Distributed State Estimation for Discrete-time LTI Systems: the Design Trilemma and a Novel Framework

TL;DR

This paper addresses the complex trade-offs in distributed state estimation for discrete-time systems, proposing a new iterative framework that balances observability, communication, and network connectivity to improve estimation performance.

Contribution

It introduces a novel framework that systematically balances the interdependent factors in discrete-time distributed observers using semidefinite programming.

Findings

The framework effectively manages the trade-offs among key factors.

Simulation results demonstrate improved estimation accuracy.

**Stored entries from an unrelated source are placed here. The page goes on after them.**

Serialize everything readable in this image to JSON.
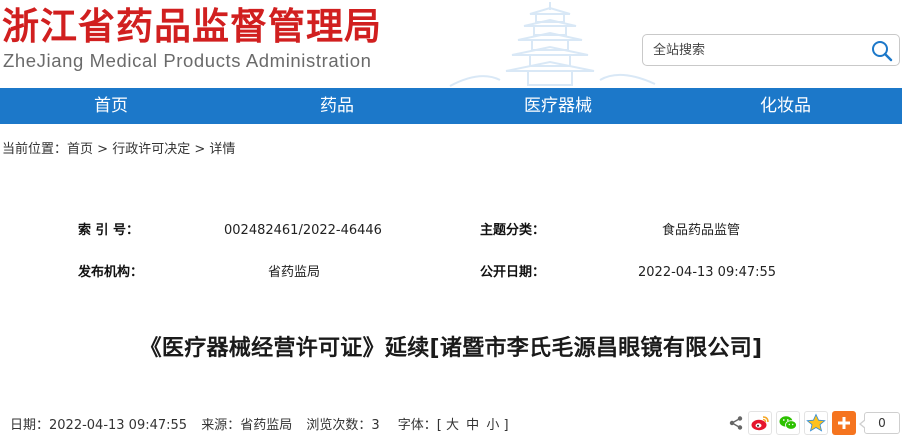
{
  "header": {
    "logo_cn": "浙江省药品监督管理局",
    "logo_en": "ZheJiang Medical Products Administration"
  },
  "search": {
    "placeholder": "全站搜索"
  },
  "nav": {
    "items": [
      "首页",
      "药品",
      "医疗器械",
      "化妆品"
    ]
  },
  "breadcrumb": {
    "prefix": "当前位置：",
    "items": [
      "首页",
      "行政许可决定",
      "详情"
    ],
    "separator": ">"
  },
  "info": {
    "index_label": "索 引 号：",
    "index_value": "002482461/2022-46446",
    "category_label": "主题分类：",
    "category_value": "食品药品监管",
    "publisher_label": "发布机构：",
    "publisher_value": "省药监局",
    "date_label": "公开日期：",
    "date_value": "2022-04-13 09:47:55"
  },
  "article": {
    "title": "《医疗器械经营许可证》延续[诸暨市李氏毛源昌眼镜有限公司]"
  },
  "meta": {
    "date": "日期：2022-04-13 09:47:55",
    "source": "来源：省药监局",
    "views": "浏览次数：3",
    "font_label": "字体：[",
    "font_large": "大",
    "font_medium": "中",
    "font_small": "小",
    "font_close": "]"
  },
  "share": {
    "icons": [
      "share-icon",
      "weibo-icon",
      "wechat-icon",
      "qzone-icon",
      "more-share-icon"
    ],
    "count": "0"
  },
  "colors": {
    "brand_red": "#d11f1f",
    "nav_blue": "#1c78c9"
  }
}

The approach reduces restrictive assumptions of prior methods.

Abstract

With the advancement of IoT technologies and the rapid expansion of cyber-physical systems, there is increasing interest in distributed state estimation, where multiple sensors collaboratively monitor large-scale dynamic systems. Compared with its continuous-time counterpart, a discrete-time distributed observer faces greater challenges, as it cannot exploit high-gain mechanisms or instantaneous communication. Existing approaches depend on three tightly coupled factors: (i) system observability, (ii) communication frequency and dimension of the exchanged information, and (iii) network connectivity. However, the interdependence among these factors remains underexplored. This paper identifies a fundamental trilemma among these factors and introduces a general design framework that balances them through an iterative semidefinite programming approach. As such, the proposed method mitigates the restrictive assumptions present in existing works. The effectiveness and generality of the proposed approach are demonstrated through a simulation example.